Séance du 11 juin 1998
M. le président. Par amendement n° 61, M. Seillier, au nom de la commission des affaires sociales, propose d'insérer, après l'article 30, un article additionnel ainsi rédigé :
« I. - A compter du 1er août 1998, le montant des primes d'assurances versées au titre de la garantie du risque de loyers impayés ouvre droit à un crédit d'impôt au titre de l'impôt sur le revenu dans la limite d'un plafond égal à 1 800 francs par an.
« Ce crédit d'impôt est exclusif de la déduction au titre des revenus fonciers prévue au a bis du 1° de l'article 31 du code général des impôts.
« II. - La perte de ressources résultant du I ci-dessus est compensée à due concurrence par le relèvement des droits prévus aux articles 575 et 575 A du code général des impôts. »
La parole est à M. le rapporteur.
M. Bernard Seillier, rapporteur. Cet amendement est le premier volet du dispositif incitatif proposé par la commission pour faciliter la remise sur le marché des logements vacants.
Il est prévu, à l'article 31 du code général des impôts, que le montant des primes d'assurances versées au titre de la garantie du risque de loyers impayés est déductible du revenu net foncier pour le calcul de l'impôt sur le revenu.

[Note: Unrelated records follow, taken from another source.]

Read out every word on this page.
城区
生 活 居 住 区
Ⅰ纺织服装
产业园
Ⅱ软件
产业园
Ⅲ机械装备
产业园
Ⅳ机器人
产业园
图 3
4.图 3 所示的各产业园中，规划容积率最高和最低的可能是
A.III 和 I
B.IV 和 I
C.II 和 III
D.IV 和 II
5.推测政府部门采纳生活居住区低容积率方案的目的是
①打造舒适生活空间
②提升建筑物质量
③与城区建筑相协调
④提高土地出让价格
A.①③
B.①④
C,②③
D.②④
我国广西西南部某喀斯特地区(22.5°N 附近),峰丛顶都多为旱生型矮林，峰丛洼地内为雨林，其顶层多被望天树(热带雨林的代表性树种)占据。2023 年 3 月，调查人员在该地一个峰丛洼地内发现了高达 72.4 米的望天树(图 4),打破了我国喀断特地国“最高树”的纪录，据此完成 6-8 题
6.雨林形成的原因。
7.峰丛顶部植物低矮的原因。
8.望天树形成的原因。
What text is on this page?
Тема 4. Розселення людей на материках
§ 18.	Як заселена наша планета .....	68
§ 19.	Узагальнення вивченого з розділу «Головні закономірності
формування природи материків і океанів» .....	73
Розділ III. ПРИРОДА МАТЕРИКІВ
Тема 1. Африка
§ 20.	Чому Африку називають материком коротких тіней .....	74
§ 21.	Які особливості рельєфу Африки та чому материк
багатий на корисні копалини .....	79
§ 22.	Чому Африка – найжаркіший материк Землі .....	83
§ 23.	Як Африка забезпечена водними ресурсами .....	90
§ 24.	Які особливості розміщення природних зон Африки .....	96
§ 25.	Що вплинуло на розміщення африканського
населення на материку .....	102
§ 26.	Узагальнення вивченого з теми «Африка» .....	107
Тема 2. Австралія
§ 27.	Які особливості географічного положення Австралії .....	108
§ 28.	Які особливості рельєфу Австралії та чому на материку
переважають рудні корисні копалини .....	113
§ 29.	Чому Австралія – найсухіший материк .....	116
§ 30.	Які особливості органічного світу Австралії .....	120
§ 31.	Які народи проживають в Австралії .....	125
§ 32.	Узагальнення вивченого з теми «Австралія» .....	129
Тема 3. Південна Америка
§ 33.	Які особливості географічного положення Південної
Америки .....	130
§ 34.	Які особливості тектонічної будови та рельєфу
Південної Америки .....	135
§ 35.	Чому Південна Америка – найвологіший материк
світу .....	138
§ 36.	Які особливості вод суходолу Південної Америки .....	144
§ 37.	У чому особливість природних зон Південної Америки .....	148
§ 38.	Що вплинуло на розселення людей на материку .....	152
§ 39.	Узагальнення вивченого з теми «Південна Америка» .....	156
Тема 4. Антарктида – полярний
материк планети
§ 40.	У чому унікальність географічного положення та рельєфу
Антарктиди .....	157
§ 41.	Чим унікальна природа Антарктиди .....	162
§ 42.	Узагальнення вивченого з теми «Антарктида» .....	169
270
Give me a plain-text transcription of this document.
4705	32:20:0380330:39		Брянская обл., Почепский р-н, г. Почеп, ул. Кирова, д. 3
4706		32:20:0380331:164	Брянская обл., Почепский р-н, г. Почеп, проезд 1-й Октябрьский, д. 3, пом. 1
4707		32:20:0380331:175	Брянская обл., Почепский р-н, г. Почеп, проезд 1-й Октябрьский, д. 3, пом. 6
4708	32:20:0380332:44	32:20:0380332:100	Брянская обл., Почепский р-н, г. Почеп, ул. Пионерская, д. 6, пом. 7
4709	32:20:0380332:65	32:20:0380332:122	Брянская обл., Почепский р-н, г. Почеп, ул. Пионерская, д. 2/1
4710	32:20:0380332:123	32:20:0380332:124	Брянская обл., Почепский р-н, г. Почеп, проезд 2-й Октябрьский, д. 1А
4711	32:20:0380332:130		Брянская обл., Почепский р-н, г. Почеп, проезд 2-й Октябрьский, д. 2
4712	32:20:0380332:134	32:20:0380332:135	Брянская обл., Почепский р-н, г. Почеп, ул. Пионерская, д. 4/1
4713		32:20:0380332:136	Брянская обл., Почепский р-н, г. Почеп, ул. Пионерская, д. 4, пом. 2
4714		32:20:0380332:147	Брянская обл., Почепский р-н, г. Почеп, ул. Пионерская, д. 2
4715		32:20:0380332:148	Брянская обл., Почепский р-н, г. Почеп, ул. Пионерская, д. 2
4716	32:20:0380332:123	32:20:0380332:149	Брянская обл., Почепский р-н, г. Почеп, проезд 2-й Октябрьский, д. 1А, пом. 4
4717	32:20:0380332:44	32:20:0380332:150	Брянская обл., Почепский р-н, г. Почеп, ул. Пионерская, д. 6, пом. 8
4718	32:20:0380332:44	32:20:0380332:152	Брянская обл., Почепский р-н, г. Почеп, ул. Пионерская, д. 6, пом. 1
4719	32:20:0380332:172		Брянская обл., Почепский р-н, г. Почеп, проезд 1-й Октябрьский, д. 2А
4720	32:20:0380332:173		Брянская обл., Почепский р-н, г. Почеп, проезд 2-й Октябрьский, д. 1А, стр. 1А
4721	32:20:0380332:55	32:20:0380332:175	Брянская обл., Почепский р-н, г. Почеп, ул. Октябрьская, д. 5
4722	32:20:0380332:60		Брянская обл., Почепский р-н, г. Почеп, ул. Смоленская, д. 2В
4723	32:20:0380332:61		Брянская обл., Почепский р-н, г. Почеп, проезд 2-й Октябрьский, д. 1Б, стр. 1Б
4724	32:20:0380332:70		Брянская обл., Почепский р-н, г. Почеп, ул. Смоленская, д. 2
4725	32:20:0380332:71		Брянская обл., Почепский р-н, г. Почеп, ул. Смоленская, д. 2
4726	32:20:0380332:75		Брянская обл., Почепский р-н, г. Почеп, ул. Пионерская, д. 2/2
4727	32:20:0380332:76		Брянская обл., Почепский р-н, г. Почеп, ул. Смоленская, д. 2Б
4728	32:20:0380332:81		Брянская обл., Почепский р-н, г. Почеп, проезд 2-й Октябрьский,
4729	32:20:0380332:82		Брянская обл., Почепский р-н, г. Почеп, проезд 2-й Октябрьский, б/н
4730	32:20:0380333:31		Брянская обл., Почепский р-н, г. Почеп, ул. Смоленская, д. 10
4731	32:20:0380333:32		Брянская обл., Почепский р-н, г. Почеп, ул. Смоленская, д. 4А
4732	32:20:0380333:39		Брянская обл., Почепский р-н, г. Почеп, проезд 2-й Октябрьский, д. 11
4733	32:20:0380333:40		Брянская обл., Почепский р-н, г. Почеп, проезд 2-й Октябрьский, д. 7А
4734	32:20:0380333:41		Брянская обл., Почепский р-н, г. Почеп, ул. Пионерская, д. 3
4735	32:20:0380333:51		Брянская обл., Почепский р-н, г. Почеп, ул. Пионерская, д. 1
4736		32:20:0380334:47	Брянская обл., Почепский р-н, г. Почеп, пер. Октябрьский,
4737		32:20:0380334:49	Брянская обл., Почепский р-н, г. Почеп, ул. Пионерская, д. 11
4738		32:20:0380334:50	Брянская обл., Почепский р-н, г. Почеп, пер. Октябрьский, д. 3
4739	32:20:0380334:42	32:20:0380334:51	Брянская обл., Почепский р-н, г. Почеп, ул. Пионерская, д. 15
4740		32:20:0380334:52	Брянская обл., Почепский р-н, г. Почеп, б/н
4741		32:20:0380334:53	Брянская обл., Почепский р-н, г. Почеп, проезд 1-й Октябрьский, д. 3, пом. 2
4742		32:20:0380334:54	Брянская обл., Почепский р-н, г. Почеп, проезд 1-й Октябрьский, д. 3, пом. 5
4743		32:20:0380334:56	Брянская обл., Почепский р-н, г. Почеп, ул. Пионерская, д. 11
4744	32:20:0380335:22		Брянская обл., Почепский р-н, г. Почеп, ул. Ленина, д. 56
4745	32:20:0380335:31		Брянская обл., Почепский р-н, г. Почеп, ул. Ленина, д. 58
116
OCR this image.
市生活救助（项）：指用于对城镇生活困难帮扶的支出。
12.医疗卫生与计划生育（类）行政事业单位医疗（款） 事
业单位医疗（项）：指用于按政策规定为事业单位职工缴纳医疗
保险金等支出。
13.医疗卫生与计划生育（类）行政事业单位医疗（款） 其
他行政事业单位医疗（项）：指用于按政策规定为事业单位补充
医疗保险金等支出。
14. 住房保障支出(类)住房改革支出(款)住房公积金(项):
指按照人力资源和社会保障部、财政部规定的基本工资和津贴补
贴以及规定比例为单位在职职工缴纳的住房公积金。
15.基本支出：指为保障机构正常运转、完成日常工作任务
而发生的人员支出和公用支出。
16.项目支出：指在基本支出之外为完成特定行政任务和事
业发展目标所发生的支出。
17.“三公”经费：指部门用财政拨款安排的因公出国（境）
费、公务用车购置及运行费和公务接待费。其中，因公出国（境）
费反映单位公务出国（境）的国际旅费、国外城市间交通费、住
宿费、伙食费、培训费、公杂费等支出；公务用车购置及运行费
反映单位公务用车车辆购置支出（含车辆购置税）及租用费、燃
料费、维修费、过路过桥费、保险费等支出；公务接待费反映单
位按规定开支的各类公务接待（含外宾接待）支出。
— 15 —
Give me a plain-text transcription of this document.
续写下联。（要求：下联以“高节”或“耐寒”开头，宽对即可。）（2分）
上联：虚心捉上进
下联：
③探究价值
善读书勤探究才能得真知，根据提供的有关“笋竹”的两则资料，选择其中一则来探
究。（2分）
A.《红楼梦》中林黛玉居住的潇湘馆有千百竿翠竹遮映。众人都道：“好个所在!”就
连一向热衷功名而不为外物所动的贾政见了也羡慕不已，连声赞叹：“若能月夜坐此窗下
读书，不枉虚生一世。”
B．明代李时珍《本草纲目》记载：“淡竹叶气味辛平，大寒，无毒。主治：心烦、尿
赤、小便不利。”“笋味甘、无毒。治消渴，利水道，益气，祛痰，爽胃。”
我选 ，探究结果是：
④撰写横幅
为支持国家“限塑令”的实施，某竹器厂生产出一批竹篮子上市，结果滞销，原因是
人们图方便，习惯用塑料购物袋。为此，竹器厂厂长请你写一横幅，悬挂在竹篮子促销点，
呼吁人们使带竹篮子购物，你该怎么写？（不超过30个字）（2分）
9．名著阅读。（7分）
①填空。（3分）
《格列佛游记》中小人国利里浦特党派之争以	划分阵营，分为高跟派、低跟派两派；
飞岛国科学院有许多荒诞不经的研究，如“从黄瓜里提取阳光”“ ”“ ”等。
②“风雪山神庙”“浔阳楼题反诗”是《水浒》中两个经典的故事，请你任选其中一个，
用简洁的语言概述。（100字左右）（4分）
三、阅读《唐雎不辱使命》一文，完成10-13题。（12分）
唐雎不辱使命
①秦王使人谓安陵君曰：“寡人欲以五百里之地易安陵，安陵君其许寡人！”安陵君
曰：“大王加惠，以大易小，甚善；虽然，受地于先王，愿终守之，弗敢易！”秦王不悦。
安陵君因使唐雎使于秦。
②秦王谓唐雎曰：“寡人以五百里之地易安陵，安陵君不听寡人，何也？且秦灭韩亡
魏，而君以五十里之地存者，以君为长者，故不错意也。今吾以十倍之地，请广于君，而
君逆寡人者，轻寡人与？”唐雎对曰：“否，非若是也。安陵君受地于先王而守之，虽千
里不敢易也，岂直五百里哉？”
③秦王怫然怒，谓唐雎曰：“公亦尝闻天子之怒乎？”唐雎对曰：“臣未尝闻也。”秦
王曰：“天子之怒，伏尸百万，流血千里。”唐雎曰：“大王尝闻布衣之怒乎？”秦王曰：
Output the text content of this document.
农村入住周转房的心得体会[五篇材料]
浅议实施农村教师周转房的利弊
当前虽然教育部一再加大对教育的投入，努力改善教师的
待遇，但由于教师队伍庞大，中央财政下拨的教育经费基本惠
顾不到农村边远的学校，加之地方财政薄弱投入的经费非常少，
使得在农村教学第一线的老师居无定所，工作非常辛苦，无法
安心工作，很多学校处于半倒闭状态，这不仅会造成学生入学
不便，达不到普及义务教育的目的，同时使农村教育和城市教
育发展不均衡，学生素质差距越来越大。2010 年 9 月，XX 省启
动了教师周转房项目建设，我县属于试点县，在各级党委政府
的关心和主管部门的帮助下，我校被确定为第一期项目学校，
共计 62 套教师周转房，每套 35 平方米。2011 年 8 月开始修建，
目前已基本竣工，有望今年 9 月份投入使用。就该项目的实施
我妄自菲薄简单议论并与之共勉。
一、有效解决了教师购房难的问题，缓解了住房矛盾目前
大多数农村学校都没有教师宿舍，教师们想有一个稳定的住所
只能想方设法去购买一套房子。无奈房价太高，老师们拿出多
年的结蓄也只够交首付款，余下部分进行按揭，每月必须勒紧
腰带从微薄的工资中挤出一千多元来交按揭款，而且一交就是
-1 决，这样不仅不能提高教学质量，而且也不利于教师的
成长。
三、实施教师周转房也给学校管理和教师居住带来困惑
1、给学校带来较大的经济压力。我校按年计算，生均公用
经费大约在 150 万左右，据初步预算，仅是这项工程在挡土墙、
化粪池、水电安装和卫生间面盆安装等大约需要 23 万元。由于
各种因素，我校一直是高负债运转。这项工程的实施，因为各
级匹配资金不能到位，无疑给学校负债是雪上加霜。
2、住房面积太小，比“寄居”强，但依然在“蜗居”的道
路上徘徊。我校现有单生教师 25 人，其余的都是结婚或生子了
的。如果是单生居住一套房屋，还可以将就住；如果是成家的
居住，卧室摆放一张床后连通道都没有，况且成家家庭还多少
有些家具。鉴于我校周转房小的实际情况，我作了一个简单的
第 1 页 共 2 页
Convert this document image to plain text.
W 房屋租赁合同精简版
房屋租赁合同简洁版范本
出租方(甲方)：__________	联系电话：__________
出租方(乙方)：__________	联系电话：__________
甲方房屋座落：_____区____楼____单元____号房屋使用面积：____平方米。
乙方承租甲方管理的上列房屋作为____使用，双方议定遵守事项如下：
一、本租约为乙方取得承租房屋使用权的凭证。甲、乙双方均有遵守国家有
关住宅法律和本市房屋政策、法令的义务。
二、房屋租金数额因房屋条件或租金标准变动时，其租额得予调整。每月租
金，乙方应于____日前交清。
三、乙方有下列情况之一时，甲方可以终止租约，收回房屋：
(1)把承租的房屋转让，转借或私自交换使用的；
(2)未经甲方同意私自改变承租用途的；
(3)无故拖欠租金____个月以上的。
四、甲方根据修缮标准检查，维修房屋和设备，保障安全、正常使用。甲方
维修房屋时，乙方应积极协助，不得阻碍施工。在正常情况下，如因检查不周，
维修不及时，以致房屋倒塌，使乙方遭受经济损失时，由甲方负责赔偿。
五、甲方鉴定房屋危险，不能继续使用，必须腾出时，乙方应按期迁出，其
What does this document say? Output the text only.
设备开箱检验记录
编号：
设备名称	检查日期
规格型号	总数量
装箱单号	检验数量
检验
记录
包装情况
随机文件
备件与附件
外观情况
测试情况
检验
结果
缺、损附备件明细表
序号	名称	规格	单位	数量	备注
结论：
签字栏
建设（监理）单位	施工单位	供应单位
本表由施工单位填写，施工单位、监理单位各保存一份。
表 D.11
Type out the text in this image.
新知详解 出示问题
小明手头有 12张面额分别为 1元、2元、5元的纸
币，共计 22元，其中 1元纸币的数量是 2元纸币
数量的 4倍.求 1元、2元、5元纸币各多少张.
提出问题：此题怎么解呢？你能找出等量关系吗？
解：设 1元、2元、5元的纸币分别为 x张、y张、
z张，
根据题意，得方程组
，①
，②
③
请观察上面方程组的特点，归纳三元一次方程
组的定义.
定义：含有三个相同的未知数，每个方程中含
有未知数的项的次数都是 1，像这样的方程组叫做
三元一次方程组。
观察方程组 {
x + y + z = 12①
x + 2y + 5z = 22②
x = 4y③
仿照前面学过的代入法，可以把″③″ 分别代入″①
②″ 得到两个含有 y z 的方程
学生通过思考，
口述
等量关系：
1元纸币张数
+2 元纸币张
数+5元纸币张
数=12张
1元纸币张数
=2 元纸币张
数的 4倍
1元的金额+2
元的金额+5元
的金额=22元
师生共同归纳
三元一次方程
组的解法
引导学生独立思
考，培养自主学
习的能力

Ces dispositifs de garantie d'impayés sont très appréciés par les bailleurs, qui redoutent souvent de prendre un locataire en raison des risques de non-paiement et des conséquences ultérieures.
Il est proposé d'améliorer le régime fiscal de ces primes d'assurances en les transformant en un crédit d'impôt déductible de l'impôt sur le revenu.
Afin d'éviter de générer des inégalités, le crédit d'impôt est plafonné à 1 800 francs par an, par référence à un loyer dont le produit annuel total serait de 60 000 francs.
Bien entendu, le crédit d'impôt et la déduction précitée au titre des revenus fonciers ne seront pas cumulables.
M. le président. Quel est l'avis du Gouvernement ?
M. Louis Besson, secrétaire d'Etat. Le Gouvernement ne conçoit pas que cette disposition puisse être prise indépendamment du projet de loi qui est en préparation sur le statut du bailleur privé.
J'attire l'attention du Sénat sur le fait que, aujourd'hui, les primes d'assurances pour loyers impayés sont déjà déductibles des revenus fonciers.
J'ajoute que transformer la déductibilité en un crédit d'impôt aurait un coût d'au moins un milliard de francs.
Dans ces conditions, il ne paraît pas envisageable, au sein d'un texte relatif à la lutte contre les exclusions, de prendre une telle mesure, qui devrait plutôt être débattue lors de la discussion du futur projet de loi traitant de la propriété foncière.
M. le président. Je vais mettre aux voix l'amendement n° 61.
M. André Vezinhet. Je demande la parole contre l'amendement.
M. le président. La parole est à M. Vezinhet.
M. André Vezinhet. Cet article additionnel aurait pu être intéressant si le crédit d'impôt prévu avait été encadré. Il faudrait à tout le moins qu'il fût lié à l'allocation logement pour les personnes défavorisées. Ces deux conditions sont indispensables.
En conséquence, nous voterons contre cet amendement.
M. Alain Vasselle. Il fallait le sous-amender !
M. le président. Personne ne demande plus la parole ?...
Je mets aux voix l'amendement n° 61, repoussé par le Gouvernement.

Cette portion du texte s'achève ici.